Here’s a good sign for alien hunters: More than 300 million worlds with similar conditions to Earth are scattered throughout the Milky Way galaxy. A new analysis concludes that roughly half of the galaxy’s sunlike stars host rocky worlds in habitable zones where liquid water could pool or flow over the planets’ surfaces.

“This is the science result we’ve all been waiting for,” says Natalie Batalha, an astronomer with the University of California, Santa Cruz, who worked on the new study.

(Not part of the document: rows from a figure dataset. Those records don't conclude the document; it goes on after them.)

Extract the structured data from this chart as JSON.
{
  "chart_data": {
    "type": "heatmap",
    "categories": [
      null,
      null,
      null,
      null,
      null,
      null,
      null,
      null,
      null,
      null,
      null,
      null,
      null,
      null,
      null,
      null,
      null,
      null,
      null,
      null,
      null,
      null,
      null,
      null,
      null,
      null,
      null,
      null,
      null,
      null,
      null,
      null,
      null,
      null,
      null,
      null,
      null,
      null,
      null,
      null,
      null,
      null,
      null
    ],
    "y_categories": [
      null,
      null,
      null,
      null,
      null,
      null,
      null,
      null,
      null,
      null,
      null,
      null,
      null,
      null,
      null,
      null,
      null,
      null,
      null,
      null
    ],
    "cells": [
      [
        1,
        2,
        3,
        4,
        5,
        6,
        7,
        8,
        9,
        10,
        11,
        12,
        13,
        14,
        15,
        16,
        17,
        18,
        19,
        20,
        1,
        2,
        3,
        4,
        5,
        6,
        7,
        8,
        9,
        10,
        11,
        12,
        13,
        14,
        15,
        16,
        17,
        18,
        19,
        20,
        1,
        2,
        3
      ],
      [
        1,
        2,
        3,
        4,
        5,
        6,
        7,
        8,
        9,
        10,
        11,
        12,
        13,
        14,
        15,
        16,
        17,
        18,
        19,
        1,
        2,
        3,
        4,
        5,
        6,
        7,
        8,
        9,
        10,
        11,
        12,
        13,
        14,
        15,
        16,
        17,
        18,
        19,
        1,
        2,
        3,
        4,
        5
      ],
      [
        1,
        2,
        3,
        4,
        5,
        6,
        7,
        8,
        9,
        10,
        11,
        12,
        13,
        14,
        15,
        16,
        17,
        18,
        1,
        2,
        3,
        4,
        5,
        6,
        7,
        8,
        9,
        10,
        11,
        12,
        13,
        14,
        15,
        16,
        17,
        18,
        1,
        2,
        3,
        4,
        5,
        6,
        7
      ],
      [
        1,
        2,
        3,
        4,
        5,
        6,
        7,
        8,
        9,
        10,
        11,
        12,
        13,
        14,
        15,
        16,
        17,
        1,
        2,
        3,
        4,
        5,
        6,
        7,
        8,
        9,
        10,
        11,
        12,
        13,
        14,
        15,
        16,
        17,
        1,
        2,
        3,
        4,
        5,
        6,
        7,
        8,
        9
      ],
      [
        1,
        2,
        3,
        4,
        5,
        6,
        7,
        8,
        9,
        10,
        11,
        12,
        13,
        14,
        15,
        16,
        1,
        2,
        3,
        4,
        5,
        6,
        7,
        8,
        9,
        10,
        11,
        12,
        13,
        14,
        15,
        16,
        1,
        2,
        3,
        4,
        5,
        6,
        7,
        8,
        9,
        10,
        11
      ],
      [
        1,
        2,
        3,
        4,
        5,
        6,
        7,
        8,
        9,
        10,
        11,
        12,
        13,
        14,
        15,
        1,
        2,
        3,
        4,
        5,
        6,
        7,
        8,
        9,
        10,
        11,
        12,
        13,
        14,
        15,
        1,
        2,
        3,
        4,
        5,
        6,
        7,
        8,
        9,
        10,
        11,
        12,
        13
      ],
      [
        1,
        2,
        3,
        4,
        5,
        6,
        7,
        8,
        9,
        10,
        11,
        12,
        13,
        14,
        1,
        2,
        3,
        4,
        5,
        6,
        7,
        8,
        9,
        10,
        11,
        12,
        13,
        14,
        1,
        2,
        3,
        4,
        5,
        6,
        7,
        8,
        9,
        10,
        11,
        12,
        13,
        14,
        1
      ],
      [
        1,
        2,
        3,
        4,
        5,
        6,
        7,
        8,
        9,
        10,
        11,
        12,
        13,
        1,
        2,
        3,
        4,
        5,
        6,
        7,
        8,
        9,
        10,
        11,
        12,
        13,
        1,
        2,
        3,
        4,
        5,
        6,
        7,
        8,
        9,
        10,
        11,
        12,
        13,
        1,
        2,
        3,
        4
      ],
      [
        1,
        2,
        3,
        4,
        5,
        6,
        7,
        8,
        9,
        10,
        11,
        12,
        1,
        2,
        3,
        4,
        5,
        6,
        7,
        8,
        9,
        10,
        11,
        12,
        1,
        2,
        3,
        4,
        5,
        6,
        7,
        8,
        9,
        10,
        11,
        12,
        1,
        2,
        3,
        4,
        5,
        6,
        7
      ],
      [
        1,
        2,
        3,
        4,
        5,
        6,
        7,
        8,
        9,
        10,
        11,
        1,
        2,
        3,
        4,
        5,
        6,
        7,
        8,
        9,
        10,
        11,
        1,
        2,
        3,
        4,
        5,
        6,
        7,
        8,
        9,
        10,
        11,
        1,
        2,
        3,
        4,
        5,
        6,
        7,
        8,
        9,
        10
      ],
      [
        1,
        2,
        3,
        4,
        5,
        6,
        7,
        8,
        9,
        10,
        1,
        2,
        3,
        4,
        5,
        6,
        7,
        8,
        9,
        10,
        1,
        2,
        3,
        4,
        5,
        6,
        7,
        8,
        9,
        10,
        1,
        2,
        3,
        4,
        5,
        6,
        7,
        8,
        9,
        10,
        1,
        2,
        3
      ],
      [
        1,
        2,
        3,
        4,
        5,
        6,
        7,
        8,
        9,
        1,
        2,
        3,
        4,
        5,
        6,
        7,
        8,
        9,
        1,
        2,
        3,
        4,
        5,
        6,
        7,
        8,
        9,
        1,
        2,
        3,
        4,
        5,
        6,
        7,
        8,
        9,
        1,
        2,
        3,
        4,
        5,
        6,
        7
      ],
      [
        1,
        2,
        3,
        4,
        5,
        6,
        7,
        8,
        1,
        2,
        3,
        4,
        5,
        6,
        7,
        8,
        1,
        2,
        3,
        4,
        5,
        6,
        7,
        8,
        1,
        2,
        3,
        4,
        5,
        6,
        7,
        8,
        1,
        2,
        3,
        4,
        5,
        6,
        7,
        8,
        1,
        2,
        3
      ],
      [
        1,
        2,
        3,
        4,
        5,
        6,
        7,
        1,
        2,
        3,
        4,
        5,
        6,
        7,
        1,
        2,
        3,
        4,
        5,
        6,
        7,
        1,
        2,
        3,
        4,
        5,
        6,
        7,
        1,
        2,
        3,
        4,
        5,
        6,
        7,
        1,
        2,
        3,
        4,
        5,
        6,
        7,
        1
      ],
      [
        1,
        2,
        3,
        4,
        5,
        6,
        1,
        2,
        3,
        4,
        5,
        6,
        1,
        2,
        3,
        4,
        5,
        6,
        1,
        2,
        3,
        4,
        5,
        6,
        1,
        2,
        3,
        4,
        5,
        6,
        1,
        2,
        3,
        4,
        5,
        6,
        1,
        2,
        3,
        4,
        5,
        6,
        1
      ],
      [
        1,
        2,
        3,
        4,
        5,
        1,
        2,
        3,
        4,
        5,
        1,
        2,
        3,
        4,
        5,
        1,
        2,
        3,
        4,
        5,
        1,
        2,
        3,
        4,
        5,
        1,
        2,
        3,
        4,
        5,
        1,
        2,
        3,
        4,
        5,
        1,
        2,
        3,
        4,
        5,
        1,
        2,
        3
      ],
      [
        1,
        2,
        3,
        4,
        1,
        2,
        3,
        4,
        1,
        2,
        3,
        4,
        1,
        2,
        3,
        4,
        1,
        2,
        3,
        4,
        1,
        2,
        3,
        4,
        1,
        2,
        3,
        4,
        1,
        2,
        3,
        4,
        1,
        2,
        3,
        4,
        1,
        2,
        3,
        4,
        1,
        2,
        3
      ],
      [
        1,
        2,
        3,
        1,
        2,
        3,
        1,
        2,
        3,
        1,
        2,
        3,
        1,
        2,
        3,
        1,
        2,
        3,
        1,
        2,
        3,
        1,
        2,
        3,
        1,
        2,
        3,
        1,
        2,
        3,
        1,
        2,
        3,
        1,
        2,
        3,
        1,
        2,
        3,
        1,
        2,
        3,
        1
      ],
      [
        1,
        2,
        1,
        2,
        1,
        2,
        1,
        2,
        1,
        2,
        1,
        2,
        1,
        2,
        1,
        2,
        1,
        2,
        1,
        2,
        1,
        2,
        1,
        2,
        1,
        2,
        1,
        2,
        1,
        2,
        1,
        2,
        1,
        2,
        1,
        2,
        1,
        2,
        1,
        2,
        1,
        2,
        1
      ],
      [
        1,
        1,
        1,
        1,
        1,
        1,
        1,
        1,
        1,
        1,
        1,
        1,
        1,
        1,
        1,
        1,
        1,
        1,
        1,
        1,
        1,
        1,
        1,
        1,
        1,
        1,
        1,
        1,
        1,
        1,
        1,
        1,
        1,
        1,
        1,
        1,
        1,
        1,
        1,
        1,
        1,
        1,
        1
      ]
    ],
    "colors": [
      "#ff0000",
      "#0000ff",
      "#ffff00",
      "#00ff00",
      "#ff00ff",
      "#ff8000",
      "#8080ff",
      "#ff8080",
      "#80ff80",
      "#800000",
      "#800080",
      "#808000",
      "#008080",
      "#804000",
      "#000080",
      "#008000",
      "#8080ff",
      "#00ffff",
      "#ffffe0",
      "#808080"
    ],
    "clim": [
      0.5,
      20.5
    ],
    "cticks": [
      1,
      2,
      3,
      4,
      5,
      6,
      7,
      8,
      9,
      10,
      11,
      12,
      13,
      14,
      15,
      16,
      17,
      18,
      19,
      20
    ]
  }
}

Astronomers estimated the number of these planets using data from NASA’s planet-hunting Kepler spacecraft. For nine years, Kepler stared at the stars and watched for the brief twinkles produced when orbiting planets blot out a portion of their star’s light. By the end of its mission in 2018, Kepler had spotted some 2,800 exoplanets. But Kepler’s primary goal was always to determine how common planets like Earth are. The calculation required help from the European Space Agency’s Gaia spacecraft, which monitors stars across the galaxy. With Gaia’s observations in hand, scientists were finally able to determine that the Milky Way is populated by hundreds of millions of Earth-size planets orbiting sunlike stars—and that the nearest one is probably within 20 light-years of the solar system.


It took more than half a century for scientists to start pinning down how many planets could feasibly host life. In 1961, astronomers knew of no worlds orbiting stars other than the sun—and although planetary formation theories suggested exoplanets should be common, we had no observational evidence that they existed. But over the past decade, it’s become clear that planets are extremely common, outnumbering stars in the Milky Way. On average, nearly every star is home to at least one orbiting world.


Kepler spotted thousands of exoplanets of all sizes and orbits. But scientists’ real quest was for the fraction of planets like Earth: temperate, rocky, and orbiting sunlike stars. Early estimates suggested that perhaps 20 percent of sunlike stars hosted a world that met those criteria. We now know that the number is closer to 50 percent, if not more.

Finding just one example of life beyond Earth would demonstrate that biology is not a cosmic fluke but rather a probable outcome, given the right ingredients. And considering the amount of habitable real estate in the cosmos, many astronomers say that life is basically an inevitability.